With this expansion of the legal definition of rape, Maryland joins seven other states whose courts have determined that a woman can revoke her consent after intercourse begins.
"This goes to the heart of women's autonomy," said Lisae C. Jordan, legal director of the Maryland Coalition Against Sexual Assault, which filed a brief in the matter. "It says that, yes, women do have the right to make decisions about something as intimate as sexual intercourse."
The Maryland Court of Appeals' opinion in a rape case from Montgomery County overturns what defense attorneys and a lower appeals court said was existing common law and the high court's own 1980 opinion.
All seven judges agreed that a woman has the right to revoke consent, but reached that conclusion in different ways. Yesterday's ruling returns the 2004 rape case of Maouloud Baby to Montgomery County for a new trial.
Baby's case drew the attention of the state's highest court - and of national and state women's groups - when the Maryland Court of Special Appeals overturned his convictions for first-degree rape and other sex offenses in October 2006.
The case stems from a December 2003 incident in which he and a friend, both high school students, had sex with a community college student in an isolated school parking lot.
Baby, then 16, and Michael Wilson, 15, groped the woman and made sexual advances to her, according to police.
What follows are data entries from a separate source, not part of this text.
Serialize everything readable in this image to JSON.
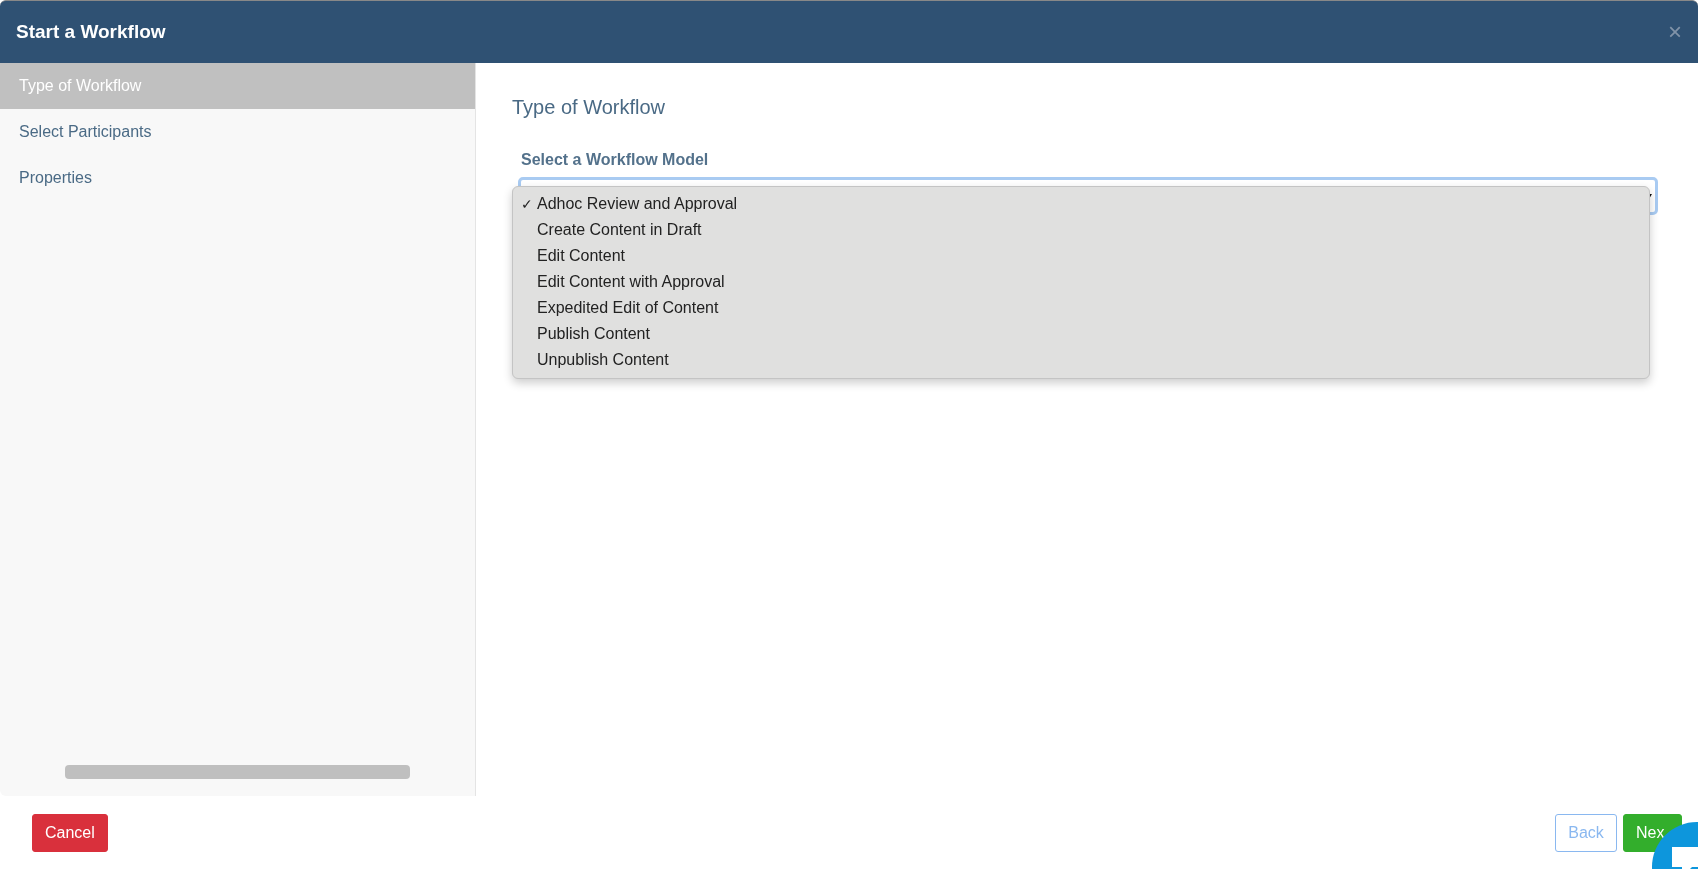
{
  "window": {
    "title": "Start a Workflow",
    "close": "×"
  },
  "sidebar": {
    "items": [
      {
        "label": "Type of Workflow",
        "selected": true
      },
      {
        "label": "Select Participants",
        "selected": false
      },
      {
        "label": "Properties",
        "selected": false
      }
    ]
  },
  "content": {
    "heading": "Type of Workflow",
    "field_label": "Select a Workflow Model",
    "dropdown": {
      "options": [
        {
          "label": "Adhoc Review and Approval",
          "selected": true
        },
        {
          "label": "Create Content in Draft",
          "selected": false
        },
        {
          "label": "Edit Content",
          "selected": false
        },
        {
          "label": "Edit Content with Approval",
          "selected": false
        },
        {
          "label": "Expedited Edit of Content",
          "selected": false
        },
        {
          "label": "Publish Content",
          "selected": false
        },
        {
          "label": "Unpublish Content",
          "selected": false
        }
      ],
      "check": "✓"
    }
  },
  "footer": {
    "cancel": "Cancel",
    "back": {
      "label": "Back",
      "disabled": true
    },
    "next": {
      "label": "Nex",
      "disabled": false
    }
  }
}
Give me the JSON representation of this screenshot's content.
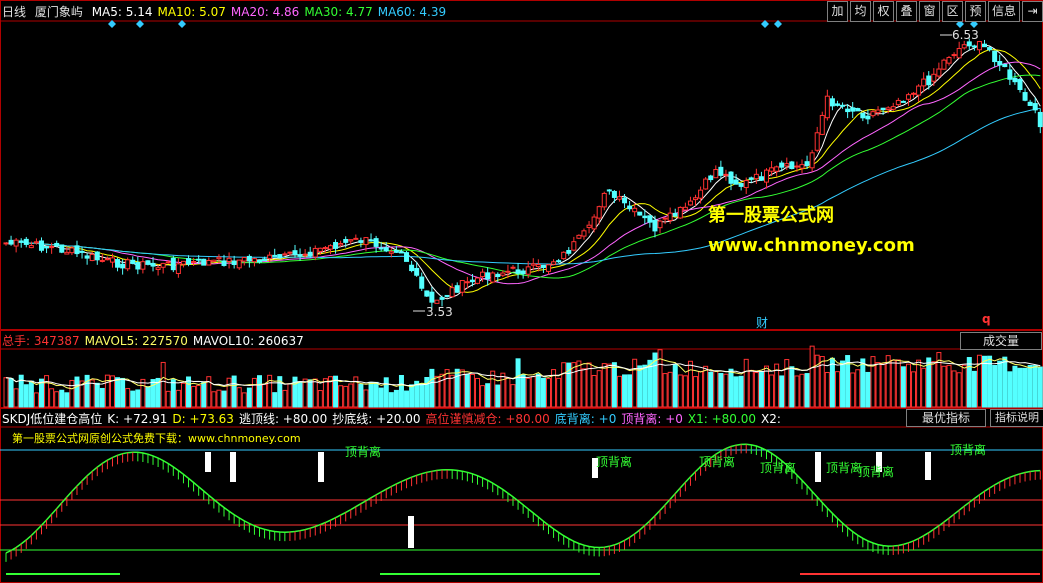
{
  "main": {
    "period": "日线",
    "stock_name": "厦门象屿",
    "ma": [
      {
        "label": "MA5:",
        "value": "5.14",
        "color": "#ffffff"
      },
      {
        "label": "MA10:",
        "value": "5.07",
        "color": "#ffff00"
      },
      {
        "label": "MA20:",
        "value": "4.86",
        "color": "#ff66ff"
      },
      {
        "label": "MA30:",
        "value": "4.77",
        "color": "#33ff33"
      },
      {
        "label": "MA60:",
        "value": "4.39",
        "color": "#33ccff"
      }
    ],
    "high_label": "6.53",
    "low_label": "3.53",
    "watermark_title": "第一股票公式网",
    "watermark_url": "www.chnmoney.com",
    "finance_marker": "财",
    "q_marker": "q"
  },
  "toolbar": [
    "加",
    "均",
    "权",
    "叠",
    "窗",
    "区",
    "预",
    "信息",
    "⇥"
  ],
  "volume": {
    "legend": [
      {
        "label": "总手:",
        "value": "347387",
        "color": "#ff3333"
      },
      {
        "label": "MAVOL5:",
        "value": "227570",
        "color": "#ffff66"
      },
      {
        "label": "MAVOL10:",
        "value": "260637",
        "color": "#ffffff"
      }
    ],
    "button": "成交量"
  },
  "indicator": {
    "legend": [
      {
        "text": "SKDJ低位建仓高位",
        "color": "#ffffff"
      },
      {
        "text": "K: +72.91",
        "color": "#ffffff"
      },
      {
        "text": "D: +73.63",
        "color": "#ffff00"
      },
      {
        "text": "逃顶线: +80.00",
        "color": "#ffffff"
      },
      {
        "text": "抄底线: +20.00",
        "color": "#ffffff"
      },
      {
        "text": "高位谨慎减仓: +80.00",
        "color": "#ff3333"
      },
      {
        "text": "底背离: +0",
        "color": "#33ccff"
      },
      {
        "text": "顶背离: +0",
        "color": "#ff66ff"
      },
      {
        "text": "X1: +80.00",
        "color": "#33ff33"
      },
      {
        "text": "X2:",
        "color": "#ffffff"
      }
    ],
    "btn_best": "最优指标",
    "btn_help": "指标说明",
    "subtitle": "第一股票公式网原创公式免费下载：www.chnmoney.com",
    "divergence_label": "顶背离",
    "bottom_label": "底背离"
  },
  "colors": {
    "up": "#ff3232",
    "down": "#54ffff",
    "grid_red": "#b00000",
    "border": "#b00000"
  }
}
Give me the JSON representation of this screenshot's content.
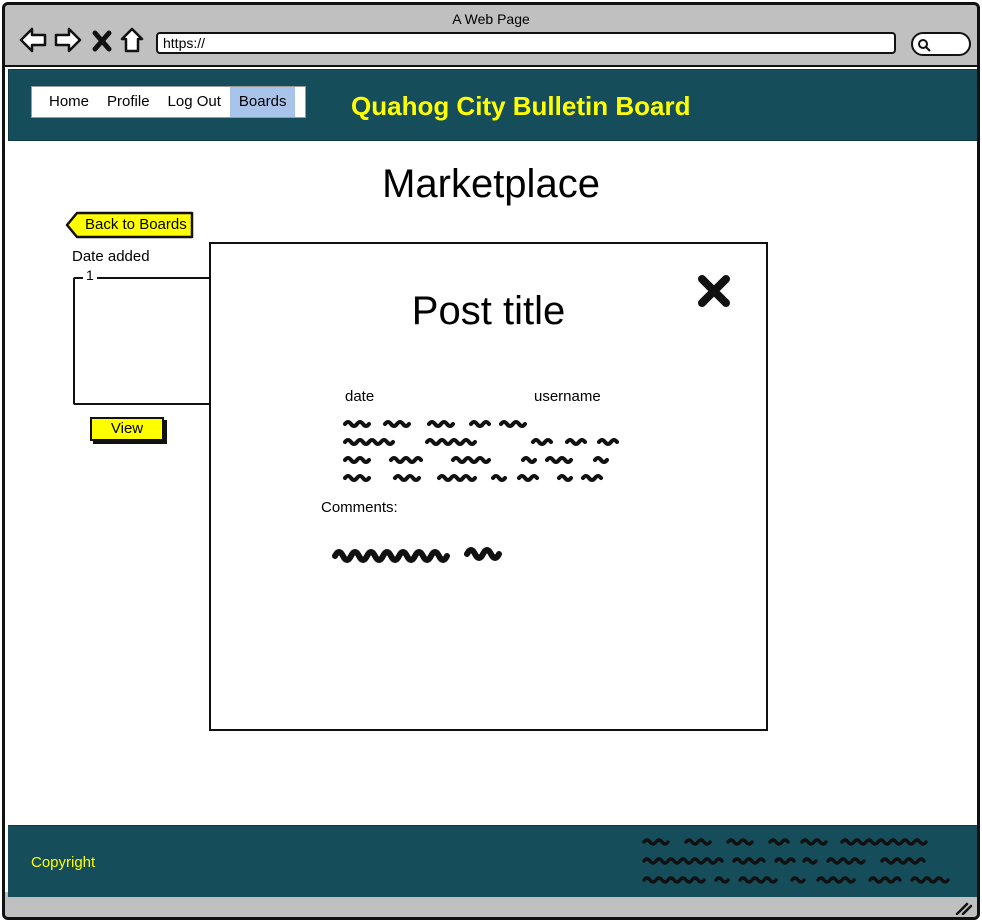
{
  "window": {
    "title": "A Web Page"
  },
  "browser": {
    "url": "https://"
  },
  "header": {
    "tabs": [
      {
        "label": "Home",
        "active": false
      },
      {
        "label": "Profile",
        "active": false
      },
      {
        "label": "Log Out",
        "active": false
      },
      {
        "label": "Boards",
        "active": true
      }
    ],
    "site_title": "Quahog City Bulletin Board"
  },
  "main": {
    "page_title": "Marketplace",
    "back_label": "Back to Boards",
    "date_added_label": "Date added",
    "card_number": "1",
    "view_label": "View"
  },
  "modal": {
    "title": "Post title",
    "date_label": "date",
    "username_label": "username",
    "comments_label": "Comments:"
  },
  "footer": {
    "copyright": "Copyright"
  },
  "colors": {
    "header_bg": "#164d5a",
    "accent_yellow": "#ffff00",
    "active_tab": "#a9c4eb"
  }
}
First, Wilson had sex with the woman while Baby was outside the car. Then, police said, Baby told her it was his turn.
"[So] are you going to let me hit it?" he said, according to police. "I don't want to rape you."
The victim testified in Montgomery County court that she agreed to sex "as long as he stops when I tell him to." As he began, she told him to stop because he was hurting her, but he kept going for five or 10 seconds, she said.
Wilson pleaded guilty to second-degree rape and was sentenced to 18 months in prison. Baby denied any wrongdoing but was convicted of first-degree rape and other crimes and sentenced to 15 years in prison, with all but five suspended.
Mel Feit, director of the National Center for Men, based in Long Island, N.Y., said the facts of Baby's case have been lost in the larger argument about a woman's right to say no.